McMaster Intense Positron Beam Facility

The McMaster Intense Positron Beam Facility will enable new discoveries in nanomaterials and fundamental atomic science.

The McMaster Intense Positron Beam Facility (MIPBF) is an anti-matter beam facility that is to be installed on one of the beam ports at the nuclear reactor. The MIPBF is a collaborative project led by Dr. Peter Mascher of the Engineering Physics Department that involves several McMaster researchers, MNR staff members, numerous external research partners and collaborators, as well as funding agencies including the Canadian Foundation for Innovation and the Ontario Ministry of Research & Innovation. When complete, the MIPBF will be one of only four reactor-based positron production facilities in the world, and will give Canadian researchers access to positron diagnostic techniques previously available only in Europe.
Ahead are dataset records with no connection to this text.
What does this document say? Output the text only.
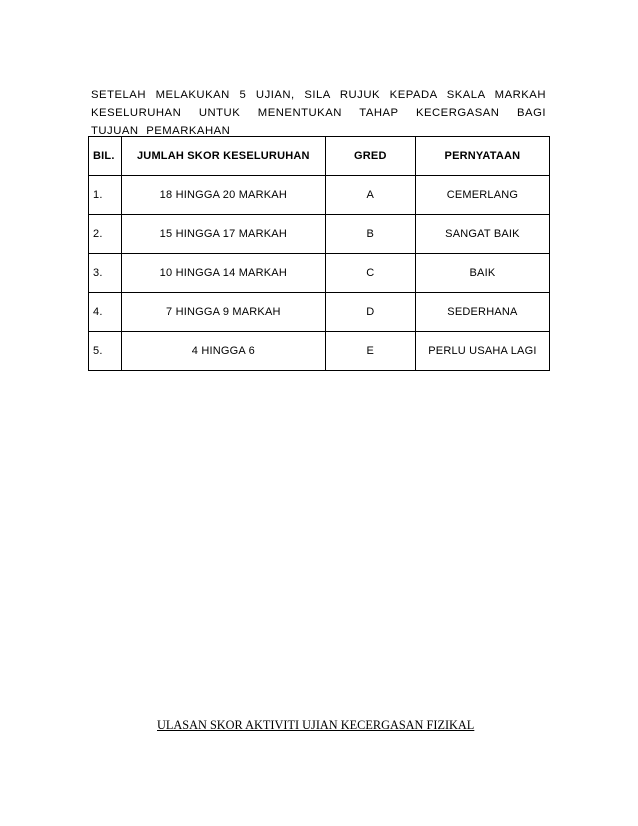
SETELAH MELAKUKAN 5 UJIAN, SILA RUJUK KEPADA SKALA MARKAH KESELURUHAN UNTUK MENENTUKAN TAHAP KECERGASAN BAGI TUJUAN PEMARKAHAN

BIL.	JUMLAH SKOR KESELURUHAN	GRED	PERNYATAAN
1.	18 HINGGA 20 MARKAH	A	CEMERLANG
2.	15 HINGGA 17 MARKAH	B	SANGAT BAIK
3.	10 HINGGA 14 MARKAH	C	BAIK
4.	7 HINGGA 9 MARKAH	D	SEDERHANA
5.	4 HINGGA 6	E	PERLU USAHA LAGI
ULASAN SKOR AKTIVITI UJIAN KECERGASAN FIZIKAL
The facility will contain three experimental stations: a Surface Analysis System for examining surfaces and thin films by techniques such as Positron Annihilation Auger Electron Spectroscopy; a Positron Defect Probe for characterizing surface and near-surface defects in solids using methods such as Positron Lifetime Spectroscopy; and a Positron Storage and Interaction System which will permit fundamental research into the nature of the interactions of antimatter with surfaces, near-surfaces of solids, and gases.

Workers building the mcmaster intense positron beam facility.